ONE of Australia's biggest egg producers has misled consumers, trying to pass off product as free range when their hens were housed in crowded barns, the Federal Court has found.
The court has slapped Pirovic Enterprises with a $300,000 fine and ordered the company to contribute to the legal costs of the Australian Competition and Consumer Commission.
The decision is the first time a court has given guidance about what constitutes a free range claim.
The consumer watchdog had accused Pirovic of falsely labelling eggs as free range and claimed that their chickens were free to roam.
The company used egg cartons which included the words 'free range' and images of hens on open pasture.
But the Court found that the eggs supplied by Pirovic were produced by hens, most of which did not move about on an open range on most days and were instead housed in crowded barns.
"This decision provides very clear guidance that any free range egg claim must be backed by farming conditions and practices implemented by suppliers under which hens actually move about on an open range each day," ACCC chairman Rod Sims said.
Mr Sims said credence claims such as 'free range' were "powerful tools for businesses to distinguish their products"
"However, if they are false or misleading, they serve to mislead consumers, who may pay a premium to purchase such products."
The ACCC and Pirovic had agreed on joint submissions and proposed orders to be put to the Court for consideration, an ACCC spokeswoman said.
The court proceedings form part of an ongoing ACCC investigation into the egg industry. In April last year, the ACCC issued substantiation notices to several egg processors, demanding they prove their free range claims.
The ACCC has several criteria to test if eggs are free range, including what time of day and how frequently barns are opened, whether the chickens have been trained to remain indoors and whether the size of the outdoor area is adequate and has shade, food and water available.

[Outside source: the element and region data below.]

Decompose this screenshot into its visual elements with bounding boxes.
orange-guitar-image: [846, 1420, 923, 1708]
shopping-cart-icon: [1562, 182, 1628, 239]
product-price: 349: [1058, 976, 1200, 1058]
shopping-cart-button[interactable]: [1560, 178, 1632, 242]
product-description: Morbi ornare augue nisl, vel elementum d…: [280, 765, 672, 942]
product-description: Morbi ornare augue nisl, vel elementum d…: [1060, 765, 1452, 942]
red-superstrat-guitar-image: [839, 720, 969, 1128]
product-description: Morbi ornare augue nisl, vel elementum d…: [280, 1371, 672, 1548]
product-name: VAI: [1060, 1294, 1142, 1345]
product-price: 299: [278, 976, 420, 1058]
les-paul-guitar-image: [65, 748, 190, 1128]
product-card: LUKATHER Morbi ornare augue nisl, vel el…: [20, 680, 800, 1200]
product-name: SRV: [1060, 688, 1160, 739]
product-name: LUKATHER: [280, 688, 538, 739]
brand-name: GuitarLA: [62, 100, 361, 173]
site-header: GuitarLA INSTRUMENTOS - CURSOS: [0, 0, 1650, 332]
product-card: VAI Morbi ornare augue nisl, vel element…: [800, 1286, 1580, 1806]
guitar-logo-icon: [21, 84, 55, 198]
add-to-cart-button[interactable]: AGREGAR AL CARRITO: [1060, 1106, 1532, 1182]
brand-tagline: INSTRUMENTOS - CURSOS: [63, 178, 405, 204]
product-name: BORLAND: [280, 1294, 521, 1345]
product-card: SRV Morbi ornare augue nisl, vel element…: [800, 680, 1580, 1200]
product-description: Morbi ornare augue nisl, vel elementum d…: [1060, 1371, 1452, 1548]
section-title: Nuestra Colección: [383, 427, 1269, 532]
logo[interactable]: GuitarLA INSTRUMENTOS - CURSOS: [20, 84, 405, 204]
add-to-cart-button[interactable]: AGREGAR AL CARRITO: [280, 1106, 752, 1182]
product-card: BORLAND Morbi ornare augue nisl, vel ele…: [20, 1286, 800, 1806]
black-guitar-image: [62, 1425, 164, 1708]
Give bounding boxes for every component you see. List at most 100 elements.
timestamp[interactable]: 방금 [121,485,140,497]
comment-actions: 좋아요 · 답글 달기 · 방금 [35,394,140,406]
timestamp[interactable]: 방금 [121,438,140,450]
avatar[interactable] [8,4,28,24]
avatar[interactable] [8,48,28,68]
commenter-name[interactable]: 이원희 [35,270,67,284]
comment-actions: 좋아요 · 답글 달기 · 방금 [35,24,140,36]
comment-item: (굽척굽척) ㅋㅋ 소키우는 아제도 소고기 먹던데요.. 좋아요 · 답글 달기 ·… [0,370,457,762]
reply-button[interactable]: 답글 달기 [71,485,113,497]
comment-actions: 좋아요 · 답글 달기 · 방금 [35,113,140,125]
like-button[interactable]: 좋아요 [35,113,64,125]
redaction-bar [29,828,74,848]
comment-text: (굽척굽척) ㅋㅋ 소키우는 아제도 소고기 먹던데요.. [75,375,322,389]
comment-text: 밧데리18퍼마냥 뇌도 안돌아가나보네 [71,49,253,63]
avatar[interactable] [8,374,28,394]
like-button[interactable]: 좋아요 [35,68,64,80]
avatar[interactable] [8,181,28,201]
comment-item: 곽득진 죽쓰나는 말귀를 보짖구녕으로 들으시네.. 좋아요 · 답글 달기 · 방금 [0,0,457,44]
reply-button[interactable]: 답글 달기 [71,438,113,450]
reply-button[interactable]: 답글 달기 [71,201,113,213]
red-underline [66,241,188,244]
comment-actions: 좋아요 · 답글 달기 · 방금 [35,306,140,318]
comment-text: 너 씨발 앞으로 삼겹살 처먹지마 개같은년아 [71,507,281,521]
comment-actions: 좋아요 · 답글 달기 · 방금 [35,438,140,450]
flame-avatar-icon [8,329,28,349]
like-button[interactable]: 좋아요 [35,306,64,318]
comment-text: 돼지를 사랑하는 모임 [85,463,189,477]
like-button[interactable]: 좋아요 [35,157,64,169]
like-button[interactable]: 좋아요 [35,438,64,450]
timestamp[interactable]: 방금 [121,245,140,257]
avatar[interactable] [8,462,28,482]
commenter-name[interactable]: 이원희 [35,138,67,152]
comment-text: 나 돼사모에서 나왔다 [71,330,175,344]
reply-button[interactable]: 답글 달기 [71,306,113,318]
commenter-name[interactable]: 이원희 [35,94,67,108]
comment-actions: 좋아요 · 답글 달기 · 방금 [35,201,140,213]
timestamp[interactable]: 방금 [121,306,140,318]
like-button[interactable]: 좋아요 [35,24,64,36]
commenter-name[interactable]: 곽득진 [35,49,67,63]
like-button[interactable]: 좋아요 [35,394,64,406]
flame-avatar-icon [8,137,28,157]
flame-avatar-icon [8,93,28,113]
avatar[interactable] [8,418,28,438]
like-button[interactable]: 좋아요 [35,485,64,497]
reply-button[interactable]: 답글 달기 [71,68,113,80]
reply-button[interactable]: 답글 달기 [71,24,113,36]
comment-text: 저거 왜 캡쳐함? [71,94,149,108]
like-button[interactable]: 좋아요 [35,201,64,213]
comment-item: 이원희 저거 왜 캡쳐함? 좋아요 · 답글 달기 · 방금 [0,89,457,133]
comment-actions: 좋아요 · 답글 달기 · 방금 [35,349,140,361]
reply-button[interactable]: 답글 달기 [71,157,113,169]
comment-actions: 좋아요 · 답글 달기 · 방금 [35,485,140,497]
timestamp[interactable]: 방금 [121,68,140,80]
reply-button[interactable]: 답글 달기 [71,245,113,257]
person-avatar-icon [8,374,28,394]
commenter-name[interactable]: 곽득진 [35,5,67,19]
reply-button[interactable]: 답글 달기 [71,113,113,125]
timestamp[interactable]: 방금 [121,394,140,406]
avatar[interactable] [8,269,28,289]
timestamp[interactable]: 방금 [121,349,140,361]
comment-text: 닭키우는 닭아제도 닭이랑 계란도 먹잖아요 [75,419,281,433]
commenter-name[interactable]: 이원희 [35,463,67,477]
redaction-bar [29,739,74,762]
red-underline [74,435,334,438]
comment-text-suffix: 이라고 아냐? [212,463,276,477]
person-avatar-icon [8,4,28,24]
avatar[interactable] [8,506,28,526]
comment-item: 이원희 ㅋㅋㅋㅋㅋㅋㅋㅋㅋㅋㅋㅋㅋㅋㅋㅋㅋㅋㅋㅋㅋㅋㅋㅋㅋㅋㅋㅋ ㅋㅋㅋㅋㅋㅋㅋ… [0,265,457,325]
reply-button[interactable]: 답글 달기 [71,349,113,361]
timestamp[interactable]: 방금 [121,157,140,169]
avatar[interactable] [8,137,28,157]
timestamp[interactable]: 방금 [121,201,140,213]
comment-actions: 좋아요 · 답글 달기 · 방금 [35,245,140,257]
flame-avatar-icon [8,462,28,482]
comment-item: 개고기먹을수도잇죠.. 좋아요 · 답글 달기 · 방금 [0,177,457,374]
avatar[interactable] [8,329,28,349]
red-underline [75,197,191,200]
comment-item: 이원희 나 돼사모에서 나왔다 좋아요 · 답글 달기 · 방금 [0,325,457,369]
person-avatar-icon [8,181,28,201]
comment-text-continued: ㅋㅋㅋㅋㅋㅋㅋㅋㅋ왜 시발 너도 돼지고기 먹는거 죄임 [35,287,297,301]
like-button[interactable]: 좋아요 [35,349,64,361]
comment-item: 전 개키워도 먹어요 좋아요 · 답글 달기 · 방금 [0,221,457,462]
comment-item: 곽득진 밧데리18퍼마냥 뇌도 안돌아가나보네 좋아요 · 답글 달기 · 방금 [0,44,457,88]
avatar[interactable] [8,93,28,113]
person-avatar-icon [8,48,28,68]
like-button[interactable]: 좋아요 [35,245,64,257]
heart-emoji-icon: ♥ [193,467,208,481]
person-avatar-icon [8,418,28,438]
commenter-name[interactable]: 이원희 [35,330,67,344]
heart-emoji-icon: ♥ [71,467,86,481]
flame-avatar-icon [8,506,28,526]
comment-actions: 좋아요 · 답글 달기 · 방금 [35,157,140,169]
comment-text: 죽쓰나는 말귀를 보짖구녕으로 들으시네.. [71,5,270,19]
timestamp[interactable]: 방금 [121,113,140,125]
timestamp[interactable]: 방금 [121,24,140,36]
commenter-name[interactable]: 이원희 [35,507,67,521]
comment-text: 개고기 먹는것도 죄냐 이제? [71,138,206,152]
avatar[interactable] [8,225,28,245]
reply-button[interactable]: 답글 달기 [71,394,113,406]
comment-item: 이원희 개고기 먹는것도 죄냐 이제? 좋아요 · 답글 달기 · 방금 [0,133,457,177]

Pirovic managing director Franko Pirovic said the adverse findings related to packaging and farming conditions that were phased out completely by January this year.
"Pirovic voluntarily committed to an upgrade of its free range sheds by significantly increasing the number and size of the openings which allow the hens to access the outdoor ranging areas," he said.
"Pirovic also voluntarily made other changes to its free range farming practices, including increasing the size of some of its outdoor ranging areas. Those changes were implemented on a rolling basis throughout 2013 and completed by January 2014."
He said the case highlighted the need for a "mandatory and uniform standard for free range egg production to provide certainty for consumers and egg producers".